5. Treffen mit Drittparteien

Ein weiteres Indiz für Korruption oder korrupte Handlungsformen stellen Treffen von Entscheidungsträgern mit nicht unmittelbar befassten Drittparteien dar, die zumindest ein indirektes Interesse an bestimmten Handlungen oder dem Zustandekommen bestimmter Geschäfte haben. Eine entsprechende Interessenlage kommt häufig bei bestimmten gesellschaftsrechtlichen Verknüpfungen vor, so zum Beispiel in Bezug auf Unternehmensträger oder stille Teilhaber eines Geschäftspartners.

6. Langjährig befasste Arbeitnehmer mit starker Bindung zu Aufgabengebiet

Meist geht es um Arbeitnehmer, die eine ihnen eingeräumte Autarkie oder Entscheidungskompetenz durch korruptes Verhalten zu ihrem persönlichen Vorteil nutzen. Das Risiko lässt sich anhand des folgenden, nicht abschließenden, Kriterienkatalogs bestimmen:

  • Der Arbeitnehmer ist schon lange mit der gleichen Tätigkeit befasst und ist daher bestens über die betrieblichen Arbeitsabläufe informiert.
  • Der Arbeitnehmer ist bestens organisiert. Die Arbeitsergebnisse geben keinen Anlass zur Kontrolle.
  • Arbeitsaufgaben und Geschäftsumgang außerhalb des Unternehmens sind stark homogen und seit vielen Jahren nur geringen Veränderungen ausgesetzt. Der Arbeitnehmer macht seit Jahren im Wesentlichen immer das gleiche und arbeitet dabei stets den gleichen externen Partnern zusammen.
  • Der Arbeitnehmer zeigt großes Pflichtbewusstsein und hat eine sehr hohe Bindung zu seinem Aufgabengebiet. Seinen Zuständigkeitsbereich und sein Aufgabengebiet verteidigt er, zum Beispiel indem er die Verlagerung von Aufgaben auf andere Kollegen oder seine Vertretung im Urlaub ablehnt.

Es wird sich zumeist um einen einzelnen Arbeitnehmer handeln.
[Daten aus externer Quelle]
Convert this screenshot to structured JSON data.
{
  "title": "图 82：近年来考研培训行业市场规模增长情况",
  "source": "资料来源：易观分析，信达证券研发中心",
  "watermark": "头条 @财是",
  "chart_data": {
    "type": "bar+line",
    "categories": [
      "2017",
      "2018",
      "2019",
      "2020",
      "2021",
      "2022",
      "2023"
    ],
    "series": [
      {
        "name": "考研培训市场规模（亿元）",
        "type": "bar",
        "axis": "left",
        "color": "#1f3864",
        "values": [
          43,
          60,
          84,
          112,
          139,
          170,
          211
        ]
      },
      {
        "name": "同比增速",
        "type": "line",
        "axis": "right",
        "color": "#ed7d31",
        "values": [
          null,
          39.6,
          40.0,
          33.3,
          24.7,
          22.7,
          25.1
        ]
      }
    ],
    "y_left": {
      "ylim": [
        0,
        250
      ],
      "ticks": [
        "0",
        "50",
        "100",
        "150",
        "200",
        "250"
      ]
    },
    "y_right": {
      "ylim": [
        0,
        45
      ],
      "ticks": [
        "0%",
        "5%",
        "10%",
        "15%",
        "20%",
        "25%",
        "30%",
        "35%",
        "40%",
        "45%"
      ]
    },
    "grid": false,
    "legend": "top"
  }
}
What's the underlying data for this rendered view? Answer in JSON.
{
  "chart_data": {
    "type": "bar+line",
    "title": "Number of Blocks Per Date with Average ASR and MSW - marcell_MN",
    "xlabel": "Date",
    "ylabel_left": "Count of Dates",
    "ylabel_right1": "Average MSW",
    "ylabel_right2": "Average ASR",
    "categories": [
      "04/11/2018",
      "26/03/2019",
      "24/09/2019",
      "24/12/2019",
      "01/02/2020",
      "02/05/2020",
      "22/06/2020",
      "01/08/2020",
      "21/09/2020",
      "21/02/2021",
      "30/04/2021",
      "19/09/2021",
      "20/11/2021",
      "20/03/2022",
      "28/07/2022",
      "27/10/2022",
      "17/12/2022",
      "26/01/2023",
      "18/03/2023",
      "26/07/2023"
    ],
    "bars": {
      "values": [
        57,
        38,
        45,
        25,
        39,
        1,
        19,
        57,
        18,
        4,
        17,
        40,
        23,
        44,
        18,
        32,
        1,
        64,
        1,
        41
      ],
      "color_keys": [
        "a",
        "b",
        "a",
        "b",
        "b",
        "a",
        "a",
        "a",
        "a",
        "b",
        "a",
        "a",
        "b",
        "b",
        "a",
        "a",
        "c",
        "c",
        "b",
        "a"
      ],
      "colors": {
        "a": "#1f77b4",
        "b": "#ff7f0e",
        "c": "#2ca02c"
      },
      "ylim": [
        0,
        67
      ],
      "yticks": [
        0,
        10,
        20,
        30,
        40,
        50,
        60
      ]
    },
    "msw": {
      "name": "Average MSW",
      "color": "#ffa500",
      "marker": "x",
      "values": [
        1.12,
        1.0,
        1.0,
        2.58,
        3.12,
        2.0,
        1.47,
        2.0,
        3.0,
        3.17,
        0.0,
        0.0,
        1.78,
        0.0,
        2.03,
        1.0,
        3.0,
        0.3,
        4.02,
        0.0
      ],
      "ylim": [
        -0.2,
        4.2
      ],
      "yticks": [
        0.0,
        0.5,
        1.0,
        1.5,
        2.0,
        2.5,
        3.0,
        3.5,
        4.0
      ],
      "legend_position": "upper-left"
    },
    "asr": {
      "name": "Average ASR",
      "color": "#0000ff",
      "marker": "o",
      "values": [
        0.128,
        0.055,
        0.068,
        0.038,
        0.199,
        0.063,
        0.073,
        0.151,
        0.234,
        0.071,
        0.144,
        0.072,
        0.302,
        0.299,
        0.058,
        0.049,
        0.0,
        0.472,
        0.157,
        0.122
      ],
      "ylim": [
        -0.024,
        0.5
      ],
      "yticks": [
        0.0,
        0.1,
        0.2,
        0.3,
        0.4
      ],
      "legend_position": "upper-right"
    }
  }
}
Bei einer arbeitsteilig agierenden Gruppe steigen Fliehkräfte und Entdeckungsrisiko durch unterschiedliche Interessen der Gruppenmitglieder und Gruppenrivalität erheblich. Zudem wird eine Funktion, die durch eine Gruppe bearbeitet wird, meist schon eine höhere Komplexität haben, was eine relativ autarke, von anderen Unternehmensfunktionen unabhängige Tätigkeit, erschwert.